My application is running in a docker container, it use scala and use "OpenJDK 64-Bit Server VM (build 25.102-b14, mixed mode)", its Xmx is set to be 16GB and container memory limit is 24Gb, after running for some time the container is killed:
Last State: Terminated
Reason: OOMKilled
Exit Code: 137
However I can't find any "java.lang.OutOfMemoryError: Java heap space" errors in the log, not even once in last 2 weeks in all 48 nodes. So it's not likely a normal heap OOM.
dmesg output:
$ dmesg -l err,crit,alert,emerg
STDIN is not a terminal
[1647254.978515] Memory cgroup out of memory: Kill process 10924 (java) score 1652 or sacrifice child
[1647254.989138] Killed process 10924 (java) total-vm:34187148kB, anon-rss:24853120kB, file-rss:23904kB
[1655749.664871] Memory cgroup out of memory: Kill process 1969 (java) score 1652 or sacrifice child
[1655749.675513] Killed process 1969 (java) total-vm:35201940kB, anon-rss:24856624kB, file-rss:24120kB
[1655749.987605] Memory cgroup out of memory: Kill process 2799 (java) score 1656 or sacrifice child
I then run JCMD multiple times before it is killed again and the data looks like the following: Native Memory Tracking:
Total: reserved=25505339KB, committed=25140947KB - Java Heap (reserved=16777216KB, committed=16777216KB) (mmap: reserved=16777216KB, committed=16777216KB)
Class (reserved=247996KB, committed=93500KB) (classes #14539) (malloc=2236KB #29794) (mmap: reserved=245760KB, committed=91264KB)
Thread (reserved=1013160KB, committed=1013160KB) (thread #1902) (stack: reserved=1003956KB, committed=1003956KB) (malloc=6240KB #9523) (arena=2964KB #3803)
Code (reserved=263255KB, committed=86131KB) (malloc=13655KB #20964) (mmap: reserved=249600KB, committed=72476KB)
GC (reserved=776174KB, committed=776174KB) (malloc=120814KB #164310) (mmap: reserved=655360KB, committed=655360KB)
Compiler (reserved=812KB, committed=812KB) (malloc=681KB #1823) (arena=131KB #3)
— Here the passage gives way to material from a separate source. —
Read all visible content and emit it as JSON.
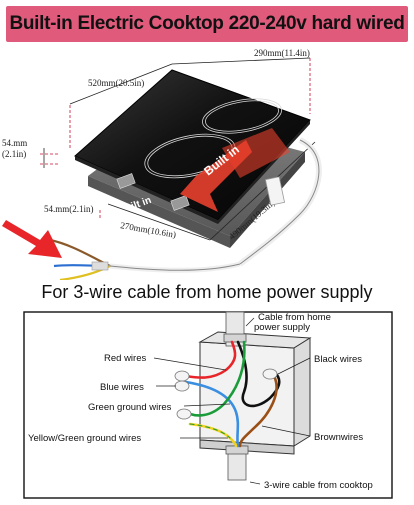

Internal (reserved=6366260KB, committed=6366256KB) (malloc=6366256KB #178778) (mmap: reserved=4KB, committed=0KB)
Symbol (reserved=18391KB, committed=18391KB) (malloc=16242KB #153138) (arena=2150KB #1)
Native Memory Tracking (reserved=9002KB, committed=9002KB) (malloc=186KB #2000) (tracking overhead=8816KB)
Arena Chunk (reserved=273KB, committed=273KB) (malloc=273KB)
Unknown (reserved=32800KB, committed=32KB) (mmap: reserved=32800KB, committed=32KB)
One thing I noticed is this section: Internal (reserved=6366260KB, committed=6366256KB)
It keeps growing and causing total memory usage to exceed 24GB limit.
Anyone has seen similar issue before? and anyone knows what is Internal memory here and what could be the reason that it keeps growing without releasing the memory?